The hostel I stayed at was also in partnership with a travel and tour agency in town that takes groups of 4 into Colca Canyon...which is the deepest canyon in the world...over twice as deep as the Grand Canyon. The trip sounded exciting so I signed up for the next day...a 3 day, 2 night trip with a professional guide, transport, accomodation, food...all for 170 soles...or about $60...pretty good! The only bummer was that I had to be ready by 4am the next morning. Shoot.
So off we (me, a French Quebecan couple, a very fun Polish girl, and our crazy Peruvian guide...why do I always end up getting the crazy wild guides???) went in our tour bus for a 3 hour ride at 4 in the morning to the Canyon. Our first stop was at a very touristy mirador to try and spot the famous condors of the canyon who have wing spans of 3
meters. Luckily, we got to see a couple condors...but my pics didn´t turn out so good.
Next stop was the indigenous town of Cabanaconde that sits at the rim of the canyon. We had lunch there...got to see a small parade of the local school children, and off we went into the canyon.

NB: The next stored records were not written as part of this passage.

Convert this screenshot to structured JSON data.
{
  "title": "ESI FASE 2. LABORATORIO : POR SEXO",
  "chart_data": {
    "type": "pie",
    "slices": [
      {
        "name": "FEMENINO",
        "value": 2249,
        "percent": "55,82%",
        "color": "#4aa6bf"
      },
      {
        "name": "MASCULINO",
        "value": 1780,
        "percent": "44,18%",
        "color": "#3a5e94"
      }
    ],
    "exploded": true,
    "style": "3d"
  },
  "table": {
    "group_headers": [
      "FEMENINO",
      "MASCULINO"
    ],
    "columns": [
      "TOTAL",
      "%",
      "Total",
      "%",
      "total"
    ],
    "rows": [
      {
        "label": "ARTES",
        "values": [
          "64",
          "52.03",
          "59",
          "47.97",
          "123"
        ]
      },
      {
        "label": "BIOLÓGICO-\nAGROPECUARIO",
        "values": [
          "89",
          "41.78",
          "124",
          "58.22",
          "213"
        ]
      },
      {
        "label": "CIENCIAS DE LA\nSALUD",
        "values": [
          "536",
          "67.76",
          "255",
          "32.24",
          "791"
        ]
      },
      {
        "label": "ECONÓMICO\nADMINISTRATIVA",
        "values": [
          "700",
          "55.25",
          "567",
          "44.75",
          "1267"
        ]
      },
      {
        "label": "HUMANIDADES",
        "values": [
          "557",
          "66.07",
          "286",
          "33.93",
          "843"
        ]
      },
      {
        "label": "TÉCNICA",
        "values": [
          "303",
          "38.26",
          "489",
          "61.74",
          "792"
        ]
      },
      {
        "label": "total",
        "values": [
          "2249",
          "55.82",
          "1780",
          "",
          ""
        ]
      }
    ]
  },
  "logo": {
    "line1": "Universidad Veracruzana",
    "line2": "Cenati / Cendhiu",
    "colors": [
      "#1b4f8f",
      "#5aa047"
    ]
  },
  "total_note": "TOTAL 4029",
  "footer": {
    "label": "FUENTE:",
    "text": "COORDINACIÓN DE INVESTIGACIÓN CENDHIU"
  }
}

The first day of hiking lasted about 4 hours and was straight down the whole time...down, down, down the rocky path to the bottom of the canyon. Once at the bottom, we crossed the Colca river on a very rickety hanging bridge and began a climb up the other side to the small indigenous town that we would spend the night in. We arrived just in time for sunset, got settled into our very basic but comfy rooms, took a boiling hot shower, ate a yummy home cooked meal, and went right to sleep. I was exhausted after such a long day!
The next morning, we woke up at 8am (yeah, got to sleep in!!!), had a yummy breakfast of crepes, and got started back on the trail. We got to tour the local health clinic and meet the doctor. He and his clinic service the 8
towns that are spread throughout the canyon...800 people total...the farthest town being a 16b hour mule ride away...there are no roads in or out of the canyon. EVERYONE....and I mean EVERYONE...grandma, pregnant moms, kids....they all get from town to town, in or out of the canyon on the same trails we were using...either they walked or they rode on mules. Amazing.
We also got to tour a small museum where a local indigenous woman showed us their basic and traditional tools to cook and weave with, their traditional dress, the native animals to the canyon, and many other interesting artifacts that helped us better understand what life was like in the canyon.
Then we continued on our hike to "The Oasis" at the bottom of the canyon where we had lunch and a very yummy swim in the many pools. Afterwards was the dreaded hike up...it wasn´t all that bad. Just 2 and a half hours straight up...slowly but surely. Hardly stopped so that we could make it to the top before night fall...when it gets dark and freezing!
The next day we continued our adventure with a tour in the cemetary for "Dia de los Muertos", a swim in
hot springs, a yummy lunch at a buffet restaurant serving all the typical Peruvian foods...such as fried guinea pig. Thank goodness my vegetanarianism got me out of having to taste that! We had a long bus ride back to Arequipa and made it back just in time for a yummy pizza dinner. Great times!